Le code général des collectivités territoriales
Ressaisie du dossier, la CAA de Versailles fait amende honorable : elle reconnaît que, faute de texte d’application, l’article 8 du décret de 2001 n’était pas entré en vigueur. Mais, ajoute-t-elle, contrairement à ce que prétend le syndicat, le pouvoir de fixer le régime d’équivalence concernant les agents logés par nécessité absolue de service n’est pas conditionné par l’intervention du décret en Conseil d’Etat ; elle résulte directement des dispositions du Code général des collectivités territoriales, qui accordent à la collectivité, donc, dans le présent cas, au conseil général des Yvelines, la compétence de régler l’organisation de ses services dans son département et de fixer la durée hebdomadaire du travail du personnel y travaillant, sous réserve du respect des dispositions législatives et réglementaires applicables.

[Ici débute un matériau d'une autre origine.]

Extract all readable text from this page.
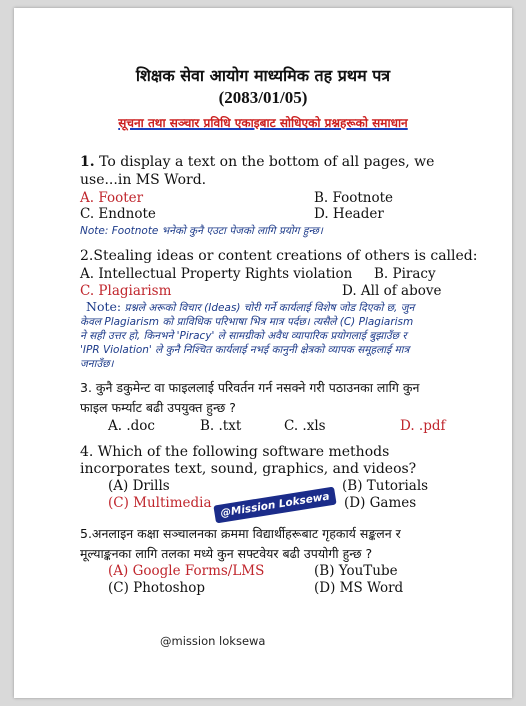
शिक्षक सेवा आयोग माध्यमिक तह प्रथम पत्र
(2083/01/05)
सूचना तथा सञ्चार प्रविधि एकाइबाट सोधिएको प्रश्नहरूको समाधान
1. To display a text on the bottom of all pages, we
use...in MS Word.
A. Footer	B. Footnote
C. Endnote	D. Header
Note: Footnote भनेको कुनै एउटा पेजको लागि प्रयोग हुन्छ।
2.Stealing ideas or content creations of others is called:
A. Intellectual Property Rights violation B. Piracy
C. Plagiarism	D. All of above
Note: प्रश्नले अरूको विचार (Ideas) चोरी गर्ने कार्यलाई विशेष जोड दिएको छ, जुन
केवल Plagiarism को प्राविधिक परिभाषा भित्र मात्र पर्दछ। त्यसैले (C) Plagiarism
ने सही उत्तर हो, किनभने 'Piracy' ले सामग्रीको अवैध व्यापारिक प्रयोगलाई बुझाउँछ र
'IPR Violation' ले कुनै निश्चित कार्यलाई नभई कानुनी क्षेत्रको व्यापक समूहलाई मात्र
जनाउँछ।
3. कुनै डकुमेन्ट वा फाइललाई परिवर्तन गर्न नसक्ने गरी पठाउनका लागि कुन
फाइल फर्म्याट बढी उपयुक्त हुन्छ ?
A. .doc	B. .txt	C. .xls	D. .pdf
4. Which of the following software methods
incorporates text, sound, graphics, and videos?
(A) Drills	(B) Tutorials
(C) Multimedia	(D) Games
@Mission Loksewa
5.अनलाइन कक्षा सञ्चालनका क्रममा विद्यार्थीहरूबाट गृहकार्य सङ्कलन र
मूल्याङ्कनका लागि तलका मध्ये कुन सफ्टवेयर बढी उपयोगी हुन्छ ?
(A) Google Forms/LMS	(B) YouTube
(C) Photoshop	(D) MS Word
@mission loksewa
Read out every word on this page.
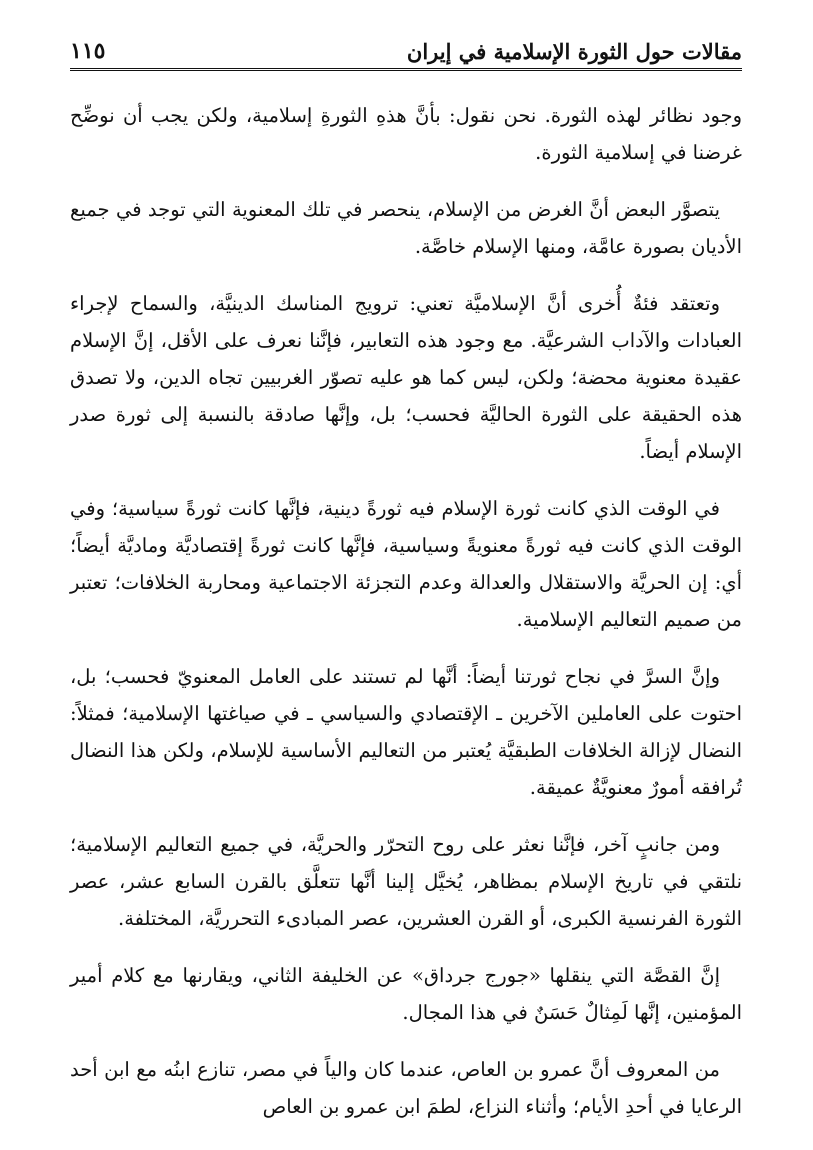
مقالات حول الثورة الإسلامية في إيران
١١٥

وجود نظائر لهذه الثورة. نحن نقول: بأنَّ هذهِ الثورةِ إسلامية، ولكن يجب أن نوضِّح غرضنا في إسلامية الثورة.

يتصوَّر البعض أنَّ الغرض من الإسلام، ينحصر في تلك المعنوية التي توجد في جميع الأديان بصورة عامَّة، ومنها الإسلام خاصَّة.

وتعتقد فئةٌ أُخرى أنَّ الإسلاميَّة تعني: ترويج المناسك الدينيَّة، والسماح لإجراء العبادات والآداب الشرعيَّة. مع وجود هذه التعابير، فإنَّنا نعرف على الأقل، إنَّ الإسلام عقيدة معنوية محضة؛ ولكن، ليس كما هو عليه تصوّر الغربيين تجاه الدين، ولا تصدق هذه الحقيقة على الثورة الحاليَّة فحسب؛ بل، وإنَّها صادقة بالنسبة إلى ثورة صدر الإسلام أيضاً.

في الوقت الذي كانت ثورة الإسلام فيه ثورةً دينية، فإنَّها كانت ثورةً سياسية؛ وفي الوقت الذي كانت فيه ثورةً معنويةً وسياسية، فإنَّها كانت ثورةً إقتصاديَّة وماديَّة أيضاً؛ أي: إن الحريَّة والاستقلال والعدالة وعدم التجزئة الاجتماعية ومحاربة الخلافات؛ تعتبر من صميم التعاليم الإسلامية.

وإنَّ السرَّ في نجاح ثورتنا أيضاً: أنَّها لم تستند على العامل المعنويّ فحسب؛ بل، احتوت على العاملين الآخرين ـ الإقتصادي والسياسي ـ في صياغتها الإسلامية؛ فمثلاً: النضال لإزالة الخلافات الطبقيَّة يُعتبر من التعاليم الأساسية للإسلام، ولكن هذا النضال تُرافقه أمورٌ معنويَّةٌ عميقة.

ومن جانبٍ آخر، فإنَّنا نعثر على روح التحرّر والحريَّة، في جميع التعاليم الإسلامية؛ نلتقي في تاريخ الإسلام بمظاهر، يُخيَّل إلينا أنَّها تتعلَّق بالقرن السابع عشر، عصر الثورة الفرنسية الكبرى، أو القرن العشرين، عصر المبادىء التحرريَّة، المختلفة.

إنَّ القصَّة التي ينقلها «جورج جرداق» عن الخليفة الثاني، ويقارنها مع كلام أمير المؤمنين، إنَّها لَمِثالٌ حَسَنٌ في هذا المجال.

من المعروف أنَّ عمرو بن العاص، عندما كان والياً في مصر، تنازع ابنُه مع ابن أحد الرعايا في أحدِ الأيام؛ وأثناء النزاع، لطمَ ابن عمرو بن العاص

La Cour se contente donc de vérifier que la composition du conseil général était régulière au moment où il a pris la délibération et si la consultation du CTP départemental s’est déroulée dans des conditions régulières (information suffisante des membres, documents adressés dans les délais prescrits..)
Elle rejette donc une nouvelle fois le recours, sur d’autres arguments que ceux qui avaient été censurés par le Conseil d’Etat.